Les 20% des Français les plus riches paieront-ils encore la taxe d'habitation sur leur résidence principale à la fin du quinquennat? Seront-ils exemptés de cet impôt, comme les 80% de ménages les moins aisés?
Lors d'un colloque à Bercy consacré à l'économie verte, le ministre des Finances Bruno Le Maire a dit mardi vouloir "clarifier" sa position exprimée dimanche matin, estimant que cette dernière avait été "mal comprise".
"J'ai redit dimanche qu'il fallait aller au bout de la suppression de la taxe d'habitation. Aller au bout de la suppression de la taxe d'habitation cela veut dire aller au bout de la suppression de la taxe d'habitation", a déclaré le ministre, évoquant un impôt "injuste".
"Cela n'interdit pas que ce sujet fasse partie du débat que nous aurons sur la fiscalité.

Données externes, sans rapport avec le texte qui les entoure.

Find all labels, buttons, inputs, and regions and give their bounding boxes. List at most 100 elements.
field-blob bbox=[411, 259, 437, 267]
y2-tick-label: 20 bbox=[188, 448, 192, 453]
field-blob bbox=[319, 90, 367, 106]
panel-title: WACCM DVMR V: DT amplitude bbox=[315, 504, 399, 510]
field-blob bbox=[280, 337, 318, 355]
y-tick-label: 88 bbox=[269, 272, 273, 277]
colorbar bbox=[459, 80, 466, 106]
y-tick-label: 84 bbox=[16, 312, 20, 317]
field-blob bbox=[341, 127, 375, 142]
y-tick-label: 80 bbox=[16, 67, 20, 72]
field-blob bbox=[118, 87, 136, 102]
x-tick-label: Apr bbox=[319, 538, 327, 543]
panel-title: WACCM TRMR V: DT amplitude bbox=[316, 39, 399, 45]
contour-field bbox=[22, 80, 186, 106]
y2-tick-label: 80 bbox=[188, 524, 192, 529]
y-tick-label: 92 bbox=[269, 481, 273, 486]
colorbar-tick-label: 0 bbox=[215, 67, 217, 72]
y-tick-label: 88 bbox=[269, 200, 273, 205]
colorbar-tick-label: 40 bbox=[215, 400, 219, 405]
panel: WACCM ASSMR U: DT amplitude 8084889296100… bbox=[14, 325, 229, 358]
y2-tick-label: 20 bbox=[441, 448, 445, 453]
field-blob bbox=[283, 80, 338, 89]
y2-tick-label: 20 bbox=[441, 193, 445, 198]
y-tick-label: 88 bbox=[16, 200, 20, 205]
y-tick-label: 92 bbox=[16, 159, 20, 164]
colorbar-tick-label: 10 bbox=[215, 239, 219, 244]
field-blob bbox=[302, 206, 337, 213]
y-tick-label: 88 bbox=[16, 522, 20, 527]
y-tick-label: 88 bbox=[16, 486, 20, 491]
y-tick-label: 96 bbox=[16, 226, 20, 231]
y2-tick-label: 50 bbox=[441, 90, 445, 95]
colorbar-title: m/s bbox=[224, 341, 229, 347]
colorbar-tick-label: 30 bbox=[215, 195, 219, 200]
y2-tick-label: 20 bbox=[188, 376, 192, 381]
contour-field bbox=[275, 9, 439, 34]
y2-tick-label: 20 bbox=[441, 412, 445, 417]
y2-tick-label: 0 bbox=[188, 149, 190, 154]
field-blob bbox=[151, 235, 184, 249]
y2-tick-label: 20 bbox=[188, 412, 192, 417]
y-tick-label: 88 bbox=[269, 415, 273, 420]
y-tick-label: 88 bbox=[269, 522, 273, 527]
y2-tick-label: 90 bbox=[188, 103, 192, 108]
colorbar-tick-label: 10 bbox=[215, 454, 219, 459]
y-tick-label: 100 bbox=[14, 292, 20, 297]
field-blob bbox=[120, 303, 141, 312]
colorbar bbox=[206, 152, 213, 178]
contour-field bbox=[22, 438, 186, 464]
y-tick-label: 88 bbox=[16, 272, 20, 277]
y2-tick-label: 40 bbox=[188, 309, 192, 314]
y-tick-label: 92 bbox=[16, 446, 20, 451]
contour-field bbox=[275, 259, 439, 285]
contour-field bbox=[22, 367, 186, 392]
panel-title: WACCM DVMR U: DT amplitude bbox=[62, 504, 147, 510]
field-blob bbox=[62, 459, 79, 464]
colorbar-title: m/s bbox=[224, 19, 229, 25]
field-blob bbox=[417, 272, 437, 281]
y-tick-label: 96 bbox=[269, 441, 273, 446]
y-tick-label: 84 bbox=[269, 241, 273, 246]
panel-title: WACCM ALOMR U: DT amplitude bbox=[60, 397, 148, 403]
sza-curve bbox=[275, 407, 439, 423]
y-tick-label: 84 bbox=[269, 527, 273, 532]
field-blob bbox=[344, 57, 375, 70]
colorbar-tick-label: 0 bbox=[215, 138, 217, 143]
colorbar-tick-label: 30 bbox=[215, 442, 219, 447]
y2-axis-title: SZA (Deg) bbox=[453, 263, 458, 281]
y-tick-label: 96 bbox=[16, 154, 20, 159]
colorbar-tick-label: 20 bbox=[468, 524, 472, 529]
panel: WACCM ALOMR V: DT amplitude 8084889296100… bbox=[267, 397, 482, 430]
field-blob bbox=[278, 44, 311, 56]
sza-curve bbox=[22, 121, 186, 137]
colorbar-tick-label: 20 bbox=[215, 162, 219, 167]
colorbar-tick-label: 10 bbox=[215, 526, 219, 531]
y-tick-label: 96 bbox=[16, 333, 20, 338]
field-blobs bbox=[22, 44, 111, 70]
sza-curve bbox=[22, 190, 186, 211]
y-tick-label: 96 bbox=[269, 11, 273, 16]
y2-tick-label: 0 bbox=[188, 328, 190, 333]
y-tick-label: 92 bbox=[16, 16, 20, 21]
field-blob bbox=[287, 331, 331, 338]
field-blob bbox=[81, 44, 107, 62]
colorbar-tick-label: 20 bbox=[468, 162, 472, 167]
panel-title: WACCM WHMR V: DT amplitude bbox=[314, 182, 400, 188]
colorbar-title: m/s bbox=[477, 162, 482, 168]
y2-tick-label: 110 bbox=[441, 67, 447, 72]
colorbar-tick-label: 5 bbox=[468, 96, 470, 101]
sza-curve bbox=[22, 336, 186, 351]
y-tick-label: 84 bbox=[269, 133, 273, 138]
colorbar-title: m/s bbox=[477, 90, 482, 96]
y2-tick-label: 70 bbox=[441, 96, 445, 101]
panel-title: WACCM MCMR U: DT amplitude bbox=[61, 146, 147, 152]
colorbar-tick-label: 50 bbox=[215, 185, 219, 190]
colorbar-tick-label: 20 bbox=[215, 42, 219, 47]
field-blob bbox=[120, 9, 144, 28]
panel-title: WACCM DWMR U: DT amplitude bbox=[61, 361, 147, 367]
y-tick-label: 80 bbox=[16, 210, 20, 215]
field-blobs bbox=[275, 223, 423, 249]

Nous n'allons pas décider à l'avance de son issue", a ajouté sur twitter le locataire de Bercy.
Invité du "Grand Rendez-Vous" Europe 1-CNews-Les Echos, M. Le Maire avait pourtant laissé entendre dimanche que l'exécutif pourrait revoir sa copie si une demande en ce sens venait à être formulée dans le cadre du débat national lancé en réponse au mouvement des gilets jaunes.
"Si nous répondons non à chaque demande des Français, que nous ne sommes pas capables d'écouter la demande de justice, nous ne réussirons pas le grand débat, qui doit s'ouvrir dans les prochaines semaines", avait-il expliqué.
Cette position avait été appuyée lundi par plusieurs membres du gouvernement. "Certains ont de gros revenus et de grosses habitations. Peut-être qu'on pourrait imaginer qu'il ne serait pas juste de les exclure", avait ainsi convenu le ministre des Comptes publics Gérald Darmanin.
La possibilité de maintenir la taxe d'habitation pour les Français les plus aisés "est sur la table", avait indiqué de son côté le porte-parole du gouvernement Benjamin Griveaux, rappelant que la promesse initiale de la majorité était de "la supprimer pour 80% des ménages".
casse-tête
Durant la campagne présidentielle, Emmanuel Macron avait promis de supprimer la taxe d'habitation pour 80% des ménages, à raison de trois tranches successives entre 2018 et 2020, pour un coût total de près de dix milliards d'euros.
Mais pour éviter de voir sa réforme retoquée par le Conseil constitutionnel, attaché au principe d'"égalité devant l'impôt", le chef de l'Etat a finalement annoncé l'extension de cette mesure à l'ensemble des Français, pour un coût supplémentaire de sept milliards d'euros.
"Si la taxe d'habitation n'est pas un bon impôt pour 80% des Français, il y a peu de chances qu'elle le soit pour les 20% restants", avait-il justifié, en annonçant une refonte de la fiscalité locale pour compenser le manque à gagner pour les collectivités locales.
Mais le mouvement des "gilets jaunes", en relançant le débat sur la politique fiscale du gouvernement, jugée trop favorable aux plus aisés, est venu perturber la stratégie de Bercy, confronté à un véritable casse-tête.
"A l'origine, la suppression de la taxe d'habitation était ciblée sur les classes moyennes. Mais avec l'extension de la réforme, les principaux bénéficiaires seront les Français les plus aisés", rappelle Mathieu Plane, économiste à l'OFCE.
Autre problème: la contrainte budgétaire née des annonces faites face au mouvement des gilets jaunes, à commencer par l'abandon de la hausse de la taxe carbone, censée rapporter quatre milliards d'euros en 2019 et 10 milliards d'euros par an en fin de quinquennat.
"Il y a un vrai problème budgétaire, qui va obliger le gouvernement à trouver des solutions" pour respecter ses objectifs de déficit public, rappelle M. Plane. Et cela d'autant plus "que la croissance est plus faible qu'attendu", rappelle M. Plane.
Mais revenir sur les promesses du chef de l'Etat vis-à-vis des 20% de Français les plus aisés est délicat. D'autant que ces derniers -- fortement mis à contribution par la politique fiscale de l'exécutif depuis 2008, selon l'OFCE -- constituent "en partie l'électorat" de la majorité, souligne le chercheur.